A high-profile deal between Blink and Envoy Technologies to deploy electric vehicles and charging stations will likely send the company’s share price even higher. Aric Ohana, CEO of Envoy noted, “We’re excited to work with Blink on the deployment of their fast Level 2 charging stations as part of our exclusive electric car-sharing service. The vision of our two companies is aligned: to advance the adoption of electric vehicles. To continue to drive the growth and success across our expanding locations, we have to ensure that our clients have easy and efficient access to high-quality, reliable charging equipment. Blink has an established reputation as an innovator in the EV market, and we are thrilled to add them as a preferred partner.”

Canada is not likely to be left out of this boom, either. GreenPower Motor (TSX:GPV) is an exciting company that produces larger-scale electric transportation. Right now, it is primarily focused on the North American market, but the sky is the limit as the pressure to go green grows. GreenPower has been on the frontlines of the electric movement, manufacturing affordable battery-electric busses and trucks for over ten years. From school busses to long-distance public transit, GreenPower’s impact on the sector can’t be ignored.

Year-to-date, GreenPower Motor has seen its share price soar from $2.03 to a yearly high of $28.45. That means investors have seen 1300% gains since the beginning of the year. And with this red-hot sector only gaining traction, GreenPower has a lot of room to run. .

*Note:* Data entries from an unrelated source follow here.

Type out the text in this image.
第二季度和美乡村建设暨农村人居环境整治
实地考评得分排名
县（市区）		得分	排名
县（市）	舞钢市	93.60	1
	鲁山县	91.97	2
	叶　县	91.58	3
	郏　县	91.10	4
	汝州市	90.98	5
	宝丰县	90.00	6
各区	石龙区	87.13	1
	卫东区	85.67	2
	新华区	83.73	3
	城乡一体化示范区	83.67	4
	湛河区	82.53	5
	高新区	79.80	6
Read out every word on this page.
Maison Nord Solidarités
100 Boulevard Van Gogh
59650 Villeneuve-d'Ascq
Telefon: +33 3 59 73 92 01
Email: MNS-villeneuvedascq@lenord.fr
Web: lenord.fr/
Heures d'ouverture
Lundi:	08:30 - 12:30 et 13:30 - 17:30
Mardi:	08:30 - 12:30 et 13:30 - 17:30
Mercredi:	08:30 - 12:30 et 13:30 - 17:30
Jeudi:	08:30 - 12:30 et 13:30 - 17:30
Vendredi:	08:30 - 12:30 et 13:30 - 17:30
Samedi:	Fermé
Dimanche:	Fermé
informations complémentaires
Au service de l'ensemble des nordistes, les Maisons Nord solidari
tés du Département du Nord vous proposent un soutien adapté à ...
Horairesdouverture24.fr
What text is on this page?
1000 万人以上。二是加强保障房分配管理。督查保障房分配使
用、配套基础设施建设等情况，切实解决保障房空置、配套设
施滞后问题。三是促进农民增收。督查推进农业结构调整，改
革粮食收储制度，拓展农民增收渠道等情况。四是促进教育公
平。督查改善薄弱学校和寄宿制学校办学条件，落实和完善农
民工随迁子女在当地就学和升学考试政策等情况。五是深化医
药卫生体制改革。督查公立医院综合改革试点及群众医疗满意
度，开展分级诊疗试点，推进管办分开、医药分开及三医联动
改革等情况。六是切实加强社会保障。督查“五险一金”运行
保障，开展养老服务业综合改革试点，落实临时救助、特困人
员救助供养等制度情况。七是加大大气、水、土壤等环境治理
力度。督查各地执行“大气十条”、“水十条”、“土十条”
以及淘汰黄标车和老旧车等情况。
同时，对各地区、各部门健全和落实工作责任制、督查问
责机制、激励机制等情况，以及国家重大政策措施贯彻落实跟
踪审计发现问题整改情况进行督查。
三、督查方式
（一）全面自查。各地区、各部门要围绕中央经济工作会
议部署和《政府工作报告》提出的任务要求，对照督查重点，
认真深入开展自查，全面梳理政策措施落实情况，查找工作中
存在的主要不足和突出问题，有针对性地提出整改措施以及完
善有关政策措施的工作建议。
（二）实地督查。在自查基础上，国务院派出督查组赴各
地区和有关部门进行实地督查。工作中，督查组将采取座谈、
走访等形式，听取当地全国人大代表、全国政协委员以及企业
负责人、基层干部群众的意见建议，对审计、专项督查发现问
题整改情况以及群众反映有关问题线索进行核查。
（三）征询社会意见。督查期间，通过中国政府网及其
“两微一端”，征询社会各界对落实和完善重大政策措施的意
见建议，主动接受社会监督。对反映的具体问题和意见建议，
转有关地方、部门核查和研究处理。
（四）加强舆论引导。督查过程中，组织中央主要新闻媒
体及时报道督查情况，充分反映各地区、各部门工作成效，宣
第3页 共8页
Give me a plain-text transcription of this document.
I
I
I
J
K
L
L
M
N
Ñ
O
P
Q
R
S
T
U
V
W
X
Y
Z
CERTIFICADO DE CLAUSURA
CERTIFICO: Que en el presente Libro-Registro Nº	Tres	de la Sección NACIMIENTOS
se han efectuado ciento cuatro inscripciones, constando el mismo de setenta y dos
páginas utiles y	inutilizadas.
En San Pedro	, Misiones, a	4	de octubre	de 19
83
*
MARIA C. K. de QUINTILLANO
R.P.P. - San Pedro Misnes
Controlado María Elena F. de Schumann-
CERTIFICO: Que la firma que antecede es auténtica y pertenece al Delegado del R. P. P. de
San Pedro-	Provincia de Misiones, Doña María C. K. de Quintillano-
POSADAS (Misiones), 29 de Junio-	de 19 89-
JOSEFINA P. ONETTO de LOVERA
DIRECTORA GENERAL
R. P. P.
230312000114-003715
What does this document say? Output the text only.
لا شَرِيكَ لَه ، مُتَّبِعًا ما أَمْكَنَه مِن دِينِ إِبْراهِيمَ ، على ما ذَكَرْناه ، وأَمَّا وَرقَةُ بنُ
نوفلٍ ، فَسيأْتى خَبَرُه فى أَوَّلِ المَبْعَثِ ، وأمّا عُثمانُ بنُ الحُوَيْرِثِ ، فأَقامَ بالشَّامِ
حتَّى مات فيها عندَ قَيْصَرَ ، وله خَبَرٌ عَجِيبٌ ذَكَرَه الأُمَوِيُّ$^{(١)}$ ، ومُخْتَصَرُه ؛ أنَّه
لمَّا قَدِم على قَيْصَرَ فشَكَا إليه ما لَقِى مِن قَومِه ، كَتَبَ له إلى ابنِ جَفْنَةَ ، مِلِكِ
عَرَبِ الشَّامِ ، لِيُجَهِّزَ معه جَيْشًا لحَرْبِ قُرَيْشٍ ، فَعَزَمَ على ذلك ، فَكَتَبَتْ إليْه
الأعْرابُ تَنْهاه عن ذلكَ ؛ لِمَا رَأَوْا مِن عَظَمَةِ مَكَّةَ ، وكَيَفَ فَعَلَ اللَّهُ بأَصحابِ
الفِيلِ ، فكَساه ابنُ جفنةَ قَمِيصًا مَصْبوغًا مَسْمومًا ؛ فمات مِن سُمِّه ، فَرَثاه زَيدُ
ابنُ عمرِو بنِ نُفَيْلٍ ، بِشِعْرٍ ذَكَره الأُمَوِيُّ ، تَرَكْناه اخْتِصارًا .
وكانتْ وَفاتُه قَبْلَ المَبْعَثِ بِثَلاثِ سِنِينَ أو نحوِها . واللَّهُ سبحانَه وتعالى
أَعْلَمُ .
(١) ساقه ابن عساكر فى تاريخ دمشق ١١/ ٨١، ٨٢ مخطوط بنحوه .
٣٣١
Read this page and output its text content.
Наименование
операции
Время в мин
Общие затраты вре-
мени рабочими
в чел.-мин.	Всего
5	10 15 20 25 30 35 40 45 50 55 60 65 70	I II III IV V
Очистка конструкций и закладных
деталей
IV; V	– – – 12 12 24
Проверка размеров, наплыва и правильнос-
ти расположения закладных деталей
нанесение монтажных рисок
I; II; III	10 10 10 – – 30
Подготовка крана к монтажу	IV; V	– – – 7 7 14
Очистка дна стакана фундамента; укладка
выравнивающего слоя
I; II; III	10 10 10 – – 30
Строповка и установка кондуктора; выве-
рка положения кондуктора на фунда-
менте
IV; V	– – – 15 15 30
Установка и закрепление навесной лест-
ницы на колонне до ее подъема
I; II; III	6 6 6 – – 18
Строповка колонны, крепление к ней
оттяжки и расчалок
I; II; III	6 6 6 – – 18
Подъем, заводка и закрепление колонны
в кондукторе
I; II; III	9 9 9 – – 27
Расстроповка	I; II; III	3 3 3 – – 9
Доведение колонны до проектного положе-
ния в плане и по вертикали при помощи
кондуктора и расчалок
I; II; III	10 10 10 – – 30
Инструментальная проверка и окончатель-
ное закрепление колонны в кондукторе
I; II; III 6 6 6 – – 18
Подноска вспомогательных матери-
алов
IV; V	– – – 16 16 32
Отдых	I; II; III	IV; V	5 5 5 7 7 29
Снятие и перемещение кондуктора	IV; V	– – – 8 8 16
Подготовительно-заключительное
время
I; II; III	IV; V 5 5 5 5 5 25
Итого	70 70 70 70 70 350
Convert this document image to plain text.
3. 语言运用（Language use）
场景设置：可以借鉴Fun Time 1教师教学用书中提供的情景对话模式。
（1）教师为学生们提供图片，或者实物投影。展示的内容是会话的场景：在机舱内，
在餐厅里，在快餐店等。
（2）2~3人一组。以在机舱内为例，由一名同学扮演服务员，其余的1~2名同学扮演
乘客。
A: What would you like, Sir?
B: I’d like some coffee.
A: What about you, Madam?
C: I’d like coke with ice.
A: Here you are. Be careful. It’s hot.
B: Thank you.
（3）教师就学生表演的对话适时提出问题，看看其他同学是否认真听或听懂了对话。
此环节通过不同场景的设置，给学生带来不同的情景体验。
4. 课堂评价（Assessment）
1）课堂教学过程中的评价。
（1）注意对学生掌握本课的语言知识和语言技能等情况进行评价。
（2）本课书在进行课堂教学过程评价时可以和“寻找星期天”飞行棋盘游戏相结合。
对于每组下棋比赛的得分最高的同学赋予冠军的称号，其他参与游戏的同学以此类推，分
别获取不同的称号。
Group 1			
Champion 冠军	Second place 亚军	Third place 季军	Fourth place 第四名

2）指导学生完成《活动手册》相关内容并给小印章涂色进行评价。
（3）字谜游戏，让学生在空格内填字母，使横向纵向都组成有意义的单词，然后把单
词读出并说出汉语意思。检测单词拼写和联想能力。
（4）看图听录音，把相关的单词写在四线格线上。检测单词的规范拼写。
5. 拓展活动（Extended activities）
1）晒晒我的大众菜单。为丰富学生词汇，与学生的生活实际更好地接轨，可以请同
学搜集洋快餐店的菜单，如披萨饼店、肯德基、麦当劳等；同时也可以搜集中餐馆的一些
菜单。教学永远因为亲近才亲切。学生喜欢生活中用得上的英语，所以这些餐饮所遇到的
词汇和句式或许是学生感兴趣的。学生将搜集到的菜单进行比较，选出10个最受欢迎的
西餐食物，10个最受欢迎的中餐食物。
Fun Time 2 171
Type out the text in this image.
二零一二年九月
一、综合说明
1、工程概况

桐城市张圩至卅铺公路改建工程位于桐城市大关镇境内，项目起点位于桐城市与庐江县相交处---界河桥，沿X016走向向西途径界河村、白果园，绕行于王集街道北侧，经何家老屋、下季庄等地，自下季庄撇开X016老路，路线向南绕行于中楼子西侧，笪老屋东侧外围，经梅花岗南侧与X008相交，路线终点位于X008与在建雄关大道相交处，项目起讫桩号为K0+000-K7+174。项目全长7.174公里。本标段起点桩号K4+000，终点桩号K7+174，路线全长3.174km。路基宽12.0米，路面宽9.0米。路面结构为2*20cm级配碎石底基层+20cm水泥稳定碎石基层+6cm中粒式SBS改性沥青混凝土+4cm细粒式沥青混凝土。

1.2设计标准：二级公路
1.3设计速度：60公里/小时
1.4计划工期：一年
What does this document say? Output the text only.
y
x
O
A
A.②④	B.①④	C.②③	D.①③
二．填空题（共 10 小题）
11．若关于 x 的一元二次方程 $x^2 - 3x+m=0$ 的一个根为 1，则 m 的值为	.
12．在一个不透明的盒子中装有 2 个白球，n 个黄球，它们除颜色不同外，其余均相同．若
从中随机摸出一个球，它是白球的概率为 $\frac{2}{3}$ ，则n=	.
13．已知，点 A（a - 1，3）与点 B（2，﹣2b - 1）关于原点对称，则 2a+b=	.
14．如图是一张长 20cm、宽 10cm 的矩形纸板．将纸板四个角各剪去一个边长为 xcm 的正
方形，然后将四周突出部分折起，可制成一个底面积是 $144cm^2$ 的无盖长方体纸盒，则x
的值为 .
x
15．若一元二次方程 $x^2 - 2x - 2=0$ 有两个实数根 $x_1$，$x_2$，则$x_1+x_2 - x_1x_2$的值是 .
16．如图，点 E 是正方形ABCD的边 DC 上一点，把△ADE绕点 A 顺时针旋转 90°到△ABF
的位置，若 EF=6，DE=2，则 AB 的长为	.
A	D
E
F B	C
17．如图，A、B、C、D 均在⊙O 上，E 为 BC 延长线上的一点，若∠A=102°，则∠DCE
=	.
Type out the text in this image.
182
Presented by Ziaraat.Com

NFI Group (TSX:NFI) is another one of Canada’s premier electric bus producers. Though it has not yet rebounded from January highs, NFI still offers investors a promising opportunity to capitalize on the electric vehicle boom at a discount. In addition to its increasingly positive financial reports, it is also one of the few in the business that actually pay dividends out to its investors. This is huge because it gives investors an opportunity to gain exposure to this booming industry while the stock is cheap and hold steady until the market finally discovers this gem.

Westport Fuel Systems (TSX:WPRT) is a unique way to get in on the green boom in the auto-industry.. It helps build the tools needed for carmakers to incorporate less damaging fuels like natural gas. Though natural gas doesn’t get quite the attention as electric vehicles do,, there are over 22.5 million natural gas vehicles on the road across the globe. And that market is expected to grow as the energy transition really takes off.

Speaking of the energy transition, Canadian companies are winning big in this realm as well. Telecom giant Shaw Communications Inc (TSE:SJR.B) is a great example. Shaw is taking a leadership role among Canadian companies in its use of renewable energy. Though its telecom business is its primary focus, it’s betting big on the energy transition as well, holding stake in renewable projects across the country. In fact, it is one of the biggest customers of Bullfrog Power which sources its electricity from a blend of wind energy and hydropower.

BCE Inc. (TSX:BCE) is a stable in Canada. Everyone knows the company and knows what it is about. For the past 25 years, BCE has been at the forefront of the environmental movement. Their environmental management system (EMS) has been certified to be ISO 14001-compliant since 2009. Throughout its push into the position of one of Canada’s top telco groups, it has bought and sold a number of different firms. That’s great news for the company and its investors.